When Constantine was baptized, the Persian state changed its attitude towards Christians. From now on they began to be suspected of disloyalty. The era of persecution began. A century later, the Orthodox of Persia would have to call themselves “Nestorians” or “Monophysites,” and formally declare their separation from the “Byzantine Churches,” the so-called “Orthodox Pentarchy.” Thus, through the conflict, the tolerance of the Shah returned, and the opportunity for the Mission appeared.

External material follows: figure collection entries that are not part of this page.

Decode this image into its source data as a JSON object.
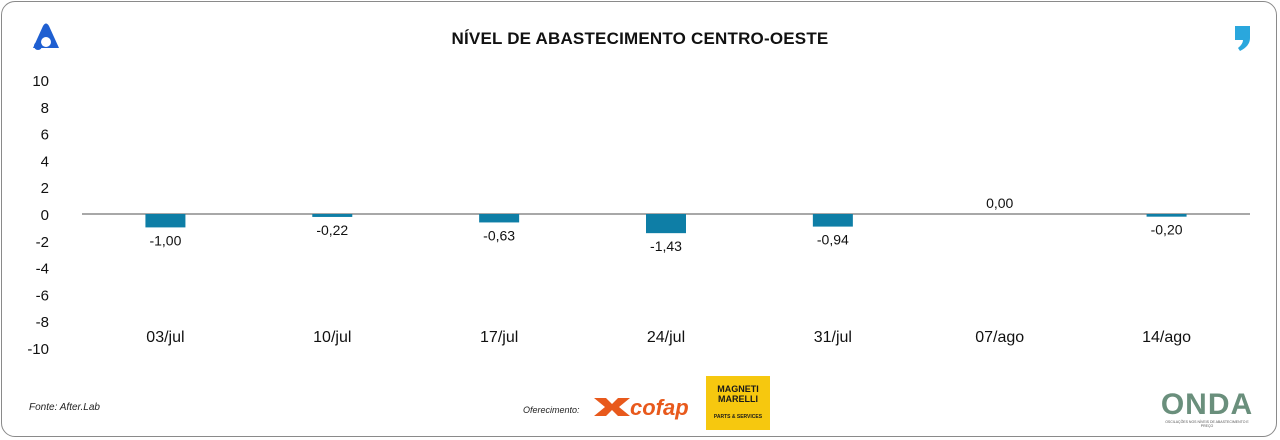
{
  "header": {
    "title": "NÍVEL DE ABASTECIMENTO CENTRO-OESTE"
  },
  "chart_data": {
    "type": "bar",
    "title": "NÍVEL DE ABASTECIMENTO CENTRO-OESTE",
    "categories": [
      "03/jul",
      "10/jul",
      "17/jul",
      "24/jul",
      "31/jul",
      "07/ago",
      "14/ago"
    ],
    "values": [
      -1.0,
      -0.22,
      -0.63,
      -1.43,
      -0.94,
      0.0,
      -0.2
    ],
    "labels": [
      "-1,00",
      "-0,22",
      "-0,63",
      "-1,43",
      "-0,94",
      "0,00",
      "-0,20"
    ],
    "yticks": [
      "10",
      "8",
      "6",
      "4",
      "2",
      "0",
      "-2",
      "-4",
      "-6",
      "-8",
      "-10"
    ],
    "ylim": [
      -10,
      10
    ],
    "xlabel": "",
    "ylabel": "",
    "bar_color": "#0e7ea6",
    "axis_color": "#8c8c8c",
    "grid": false
  },
  "footer": {
    "source": "Fonte: After.Lab",
    "sponsor_label": "Oferecimento:",
    "cofap": "cofap",
    "magneti_title": "MAGNETI MARELLI",
    "magneti_sub": "PARTS & SERVICES",
    "onda": "ONDA",
    "onda_sub": "OSCILAÇÕES NOS NÍVEIS DE ABASTECIMENTO E PREÇO"
  }
}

Persian Christianity, compared to Byzantine, Roman, and Egyptian, was much less dogmatic. It was figurative and poetic. Therefore, formal distancing from the rest of Christendom in matters of doctrine was not particularly important. “Nestorian”, in essence, of course, were Orthodox Persian preachers, and, following them, the dioceses reached the depths of Asia. The famous “Stele of the Illustrious Religion” of 781 in China is a keeper of the memory of those days. Historians and theologians still do not know the answer to the question of why this enormous Christian presence in Asian countries came to naught.
The Constantinian turn in the history of the Roman Empire coincided with the reign of Shah Shapur II (309–379). He reigned for 70 years and became the first, and perhaps only, great monarch in history to be crowned in his mother’s womb. The crown was placed on her stomach. It is not known whether the Persians themselves had any similar intention in this action, but a definite prototype of this in Christian dogma was the event of the Annunciation.
Shortly before the death of Constantine, Shapur decided to break the Peace of Nisibis 297 between the two Empires, which by that time had already been in effect for 40 years. Preparing for military action, and at the same time testing the loyalty of the Christian population, he ordered the tax to be doubled. In essence, this meant the beginning of persecution. Christians were declared rebels.
On April 17, 341, the Persian bishop of Seleucia and Ctesiphon, Simeon, suffered martyrdom for resisting the edict. Presbyters Habdelai and Ananias suffered along with him. Azades, Phusicus, his daughter Askitrea, Usphazanes, and other Shah’s courtiers, stood up for those being executed, for they themselves turned out to be secret Christians. Many others suffered along with them. The ancient Menologions speak of a thousand martyrs. This is a symbolic number, evidence that the number of Persian martyrs was very large.
“Oh, the depth of the riches of the wisdom and knowledge of God! How unsearchable his judgments, and his paths beyond tracing out!” writes the Apostle Paul (Rom. 11:33). In 361, Constantine’s nephew Julian ascended the Roman throne. He declared himself a pagan and began to return the Empire to idolatry. Considering his main task to be the fight against Persia, in the spring of 363 he set out on a campaign. On June 26, under unclear circumstances, Julian the Apostate was defeated in battle and died from his wounds. Christians, as evidenced by the life of Basil the Great (330-379), were convinced that this happened through the prayers of the saints. The churches were prophetically divided, but the communion of saints continued.